Dean Baker ridicules how our timidly our media is handling Republican denier politicians, in what will probably grow to become the biggest media story of this century: Climate Change and its many faceted repercussions.
Dean Baker is the Co-director, CEPR (The Center for Economic and Policy Research)
Treating Global Warming Denialism Like a Sex Scandal
By Dean Baker
Most people don't spend their days enmeshed in policy issues; they have jobs and lives. They rely on the media to let them know what is important. Unfortunately, this has generally not meant much coverage of global warming. The media have largely treated global warming as sort of a sidebar of interest to a narrow clientele, kind of like sailboat races.
Contrast the coverage of global warming with the near wall-to-wall coverage of Ebola back in the fall of 2014, a disease that infected a total of three people in the United States. Or, take the current coverage of ISIS. If we envision a worst case scenario for ISIS, there are probably several thousand times as many lives being put at risk by global warming than will ever be threatened by ISIS.
We got an excellent display of the media's ability to ignore global warming in the two presidential debates that took place immediately after the Paris climate talks. There was not a single question on global warming in either party's debate.
Part of the reason for ignoring the issue likely stems from the fact that one party insists that global warming is not happening, or at least that humans are not causing it. It is a basic tenet of the Republican Party that global warming is not an area for public policy.
If the point of not being a scientist is that they lack expertise on the topic, that's fine. Their responsibility is to find someone with expertise they can rely upon.
This means that the logical next step for a reporter being told by a Republican politician that they are not a scientist is to ask which scientists they are turning to for expertise on global warming. And, if they can't answer the question today, then the question should be asked again tomorrow and the next day and the next day.
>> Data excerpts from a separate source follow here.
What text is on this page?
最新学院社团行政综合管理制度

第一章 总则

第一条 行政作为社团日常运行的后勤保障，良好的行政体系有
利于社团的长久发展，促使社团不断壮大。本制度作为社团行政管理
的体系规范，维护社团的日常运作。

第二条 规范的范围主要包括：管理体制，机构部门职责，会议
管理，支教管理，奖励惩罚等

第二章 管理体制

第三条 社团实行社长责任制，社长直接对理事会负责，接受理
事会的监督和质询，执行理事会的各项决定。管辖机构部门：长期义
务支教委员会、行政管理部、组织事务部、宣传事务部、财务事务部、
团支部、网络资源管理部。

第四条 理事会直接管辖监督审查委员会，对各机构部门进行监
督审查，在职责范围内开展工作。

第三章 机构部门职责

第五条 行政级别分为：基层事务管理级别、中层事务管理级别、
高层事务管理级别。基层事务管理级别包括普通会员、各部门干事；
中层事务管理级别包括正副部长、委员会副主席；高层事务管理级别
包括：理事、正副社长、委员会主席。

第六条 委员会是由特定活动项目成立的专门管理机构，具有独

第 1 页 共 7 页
And, the same question should be constantly posed to their staff. The public should know when Senate Majority Leader Mitch McConnell and House Speaker Paul Ryan, as well as all the leading Republican presidential candidates, have something to say on global warming. Every day that passes without a clear answer should intensify the scandal of one of the country's major parties ducking what could well be the most important issue of the century.
Letting politicians escape accountability, by letting denier politicians move on without answering these difficult follow up questions on which experts are advising them (since many explicitly point out their own lack of expertise) is a glaring omission that should make their readers wonder what else these media sources are allowing to go unanswered on a very critical issue.